Wow, Sewing Indie Month is officially over. Yesterday was the last day of blog touring and tutorials but you still have a few more days to enter some of the fun contests and possibly win one of many great prize packs.
On that post I mostly talked about the tutorial instructions so I thought I’d do a short post here on the details of the shirt itself.
The Fabric: I was surprised to find this 100% rayon challis print at Joann Fabrics of all places. This was stuck up with the “silky” fabrics which is just a nice way of saying “shiny polyester.” Luckily I checked the bolt end and was pleasantly surprised. Rayon was perfect for this project ’cause it’s so drapey and relaxed.
The lining fabric is a white rayon challis leftover from an old project.
The crochet lace at the lining’s hem also came from Joann. I don’t often include trim in my sewing so I’m glad I found a reason to use it.
The Changes: Besides all the details for the tutorial…
For the hem of the outer layer I did a blind hem by hand. I didn’t want a line of visible stitching distracting from the lace.
The pattern itself includes sleeve cuffs and cute little epaulets but I decided to leave those off to keep the focus on the lace.
I tried something new on the sleeve hems, though – a hand rolled hem. It’s a technique I started using on my historical costumes. It makes a truly tiny hem with the added bonus of having almost no visible stitching. It’s usually reserved for very lightweight fabrics like chiffon.
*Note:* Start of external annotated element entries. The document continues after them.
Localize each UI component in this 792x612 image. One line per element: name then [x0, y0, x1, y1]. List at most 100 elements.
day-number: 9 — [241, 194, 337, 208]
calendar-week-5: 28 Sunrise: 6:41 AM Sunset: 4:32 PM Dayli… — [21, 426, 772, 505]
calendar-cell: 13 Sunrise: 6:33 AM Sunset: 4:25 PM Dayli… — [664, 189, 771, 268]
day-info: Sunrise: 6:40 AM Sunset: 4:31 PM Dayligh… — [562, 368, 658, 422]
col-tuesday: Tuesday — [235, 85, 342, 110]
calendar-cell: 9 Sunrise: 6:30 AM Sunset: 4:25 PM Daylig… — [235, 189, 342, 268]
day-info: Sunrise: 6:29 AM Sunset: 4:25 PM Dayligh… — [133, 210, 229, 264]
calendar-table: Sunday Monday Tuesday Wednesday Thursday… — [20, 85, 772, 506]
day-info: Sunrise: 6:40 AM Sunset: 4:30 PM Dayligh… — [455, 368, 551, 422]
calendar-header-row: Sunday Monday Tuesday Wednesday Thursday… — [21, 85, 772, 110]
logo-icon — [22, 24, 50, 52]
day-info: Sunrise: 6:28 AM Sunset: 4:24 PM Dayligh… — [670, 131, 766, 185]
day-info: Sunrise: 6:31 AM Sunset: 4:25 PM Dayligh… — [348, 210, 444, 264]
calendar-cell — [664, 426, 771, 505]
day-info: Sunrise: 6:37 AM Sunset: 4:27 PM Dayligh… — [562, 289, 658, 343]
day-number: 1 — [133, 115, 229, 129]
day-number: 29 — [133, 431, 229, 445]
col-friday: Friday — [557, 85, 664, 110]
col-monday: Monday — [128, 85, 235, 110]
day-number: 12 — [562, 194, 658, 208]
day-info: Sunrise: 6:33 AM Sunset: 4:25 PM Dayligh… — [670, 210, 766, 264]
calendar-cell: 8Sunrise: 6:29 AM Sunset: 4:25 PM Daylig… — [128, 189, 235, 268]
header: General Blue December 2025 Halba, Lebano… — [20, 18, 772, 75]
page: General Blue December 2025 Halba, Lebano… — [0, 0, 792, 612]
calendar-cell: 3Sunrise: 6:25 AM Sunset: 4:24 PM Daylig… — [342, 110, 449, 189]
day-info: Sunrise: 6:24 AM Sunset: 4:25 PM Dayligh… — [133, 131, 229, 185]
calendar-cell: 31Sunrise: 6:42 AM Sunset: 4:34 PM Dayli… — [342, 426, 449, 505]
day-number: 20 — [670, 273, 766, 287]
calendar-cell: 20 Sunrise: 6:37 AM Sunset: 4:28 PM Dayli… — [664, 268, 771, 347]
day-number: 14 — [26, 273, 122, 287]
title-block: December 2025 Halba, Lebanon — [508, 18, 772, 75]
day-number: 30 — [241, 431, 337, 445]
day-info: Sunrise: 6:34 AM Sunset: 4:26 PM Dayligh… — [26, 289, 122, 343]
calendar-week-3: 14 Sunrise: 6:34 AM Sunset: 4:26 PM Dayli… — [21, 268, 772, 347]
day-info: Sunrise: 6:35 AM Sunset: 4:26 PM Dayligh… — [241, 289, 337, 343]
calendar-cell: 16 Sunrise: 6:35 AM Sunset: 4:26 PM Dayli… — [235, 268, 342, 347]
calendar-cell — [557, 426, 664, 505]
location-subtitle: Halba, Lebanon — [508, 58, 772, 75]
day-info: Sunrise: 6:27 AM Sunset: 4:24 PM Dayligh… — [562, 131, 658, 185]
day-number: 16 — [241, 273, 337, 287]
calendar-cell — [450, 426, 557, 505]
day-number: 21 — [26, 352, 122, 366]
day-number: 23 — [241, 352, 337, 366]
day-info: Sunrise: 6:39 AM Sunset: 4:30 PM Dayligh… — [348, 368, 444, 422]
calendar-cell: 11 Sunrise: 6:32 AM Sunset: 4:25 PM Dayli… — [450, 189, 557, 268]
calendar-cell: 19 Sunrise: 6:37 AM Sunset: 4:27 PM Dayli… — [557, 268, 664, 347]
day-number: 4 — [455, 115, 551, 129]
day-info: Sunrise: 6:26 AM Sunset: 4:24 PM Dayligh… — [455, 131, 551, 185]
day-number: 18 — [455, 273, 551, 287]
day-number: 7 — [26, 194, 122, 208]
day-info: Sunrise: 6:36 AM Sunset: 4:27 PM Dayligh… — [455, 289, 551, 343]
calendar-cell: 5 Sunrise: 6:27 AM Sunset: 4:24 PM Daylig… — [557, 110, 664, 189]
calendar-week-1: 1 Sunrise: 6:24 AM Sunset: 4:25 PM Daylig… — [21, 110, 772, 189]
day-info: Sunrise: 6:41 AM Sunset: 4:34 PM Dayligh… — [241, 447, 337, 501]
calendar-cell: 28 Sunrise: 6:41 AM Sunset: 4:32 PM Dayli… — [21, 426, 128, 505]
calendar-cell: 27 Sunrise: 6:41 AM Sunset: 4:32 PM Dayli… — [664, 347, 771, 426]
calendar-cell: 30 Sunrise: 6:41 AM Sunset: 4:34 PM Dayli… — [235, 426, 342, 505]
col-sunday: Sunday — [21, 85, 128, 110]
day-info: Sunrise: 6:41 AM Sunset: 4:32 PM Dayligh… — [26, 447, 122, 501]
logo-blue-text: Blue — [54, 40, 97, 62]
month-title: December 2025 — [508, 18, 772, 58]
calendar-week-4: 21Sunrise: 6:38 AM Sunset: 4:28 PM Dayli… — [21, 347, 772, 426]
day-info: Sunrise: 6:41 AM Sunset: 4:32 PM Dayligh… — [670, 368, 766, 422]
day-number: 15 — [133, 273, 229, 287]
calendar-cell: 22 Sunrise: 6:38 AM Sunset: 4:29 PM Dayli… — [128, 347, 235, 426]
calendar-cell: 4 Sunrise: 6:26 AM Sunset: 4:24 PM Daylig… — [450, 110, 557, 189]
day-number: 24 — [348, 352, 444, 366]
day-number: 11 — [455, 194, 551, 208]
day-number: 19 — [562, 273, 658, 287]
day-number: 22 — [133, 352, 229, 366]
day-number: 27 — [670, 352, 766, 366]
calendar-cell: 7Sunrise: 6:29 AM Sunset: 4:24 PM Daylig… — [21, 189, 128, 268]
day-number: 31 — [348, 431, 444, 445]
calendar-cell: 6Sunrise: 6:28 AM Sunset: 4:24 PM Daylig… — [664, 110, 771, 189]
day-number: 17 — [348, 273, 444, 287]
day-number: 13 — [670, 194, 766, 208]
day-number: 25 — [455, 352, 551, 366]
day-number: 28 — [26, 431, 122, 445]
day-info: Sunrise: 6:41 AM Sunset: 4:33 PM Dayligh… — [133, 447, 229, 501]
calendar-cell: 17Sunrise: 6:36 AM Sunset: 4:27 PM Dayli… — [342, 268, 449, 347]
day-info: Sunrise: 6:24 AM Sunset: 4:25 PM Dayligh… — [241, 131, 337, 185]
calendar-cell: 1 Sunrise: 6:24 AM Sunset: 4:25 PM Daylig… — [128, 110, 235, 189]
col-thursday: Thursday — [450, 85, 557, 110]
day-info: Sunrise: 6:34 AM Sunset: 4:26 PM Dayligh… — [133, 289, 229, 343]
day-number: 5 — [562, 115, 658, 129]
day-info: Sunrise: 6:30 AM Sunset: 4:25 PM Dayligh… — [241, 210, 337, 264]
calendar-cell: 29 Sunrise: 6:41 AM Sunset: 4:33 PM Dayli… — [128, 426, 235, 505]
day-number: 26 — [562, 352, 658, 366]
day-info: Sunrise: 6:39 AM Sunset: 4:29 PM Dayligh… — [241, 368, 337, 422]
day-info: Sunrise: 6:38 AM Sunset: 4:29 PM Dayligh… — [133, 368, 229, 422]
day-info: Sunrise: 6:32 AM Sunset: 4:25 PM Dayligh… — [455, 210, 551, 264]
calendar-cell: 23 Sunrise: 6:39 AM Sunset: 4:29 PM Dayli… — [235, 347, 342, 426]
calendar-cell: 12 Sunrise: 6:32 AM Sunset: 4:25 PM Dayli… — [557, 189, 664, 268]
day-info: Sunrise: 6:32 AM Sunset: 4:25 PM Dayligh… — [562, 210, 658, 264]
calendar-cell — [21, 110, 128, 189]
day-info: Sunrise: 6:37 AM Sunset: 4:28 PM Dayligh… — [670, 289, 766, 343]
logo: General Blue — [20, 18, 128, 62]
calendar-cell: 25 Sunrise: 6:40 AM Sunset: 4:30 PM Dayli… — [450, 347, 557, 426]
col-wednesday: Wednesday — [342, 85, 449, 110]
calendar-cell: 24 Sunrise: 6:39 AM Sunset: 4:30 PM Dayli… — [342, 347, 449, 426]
This tutorial is a good example of the method I used.
Since the shirt had a lining I didn’t need to use bias tape on the neckline but I appreciated the series of tips included in the pattern instructions on making nice, flat, bias facings.
I did a couple other changes to the assembly but the instructions were very clear and the illustrations helpful.
The Results: This is a great shirt! It’s already in heavy wardrobe rotation. The only thing I wish I had done differently would be to center the stripe pattern, something I didn’t notice when cutting out the fabric. I did a good job of matching stripes at the side seams but I wish I would have lined up the triangles and shapes within those stripes evenly. Oh well, I doubt anyone else will notice.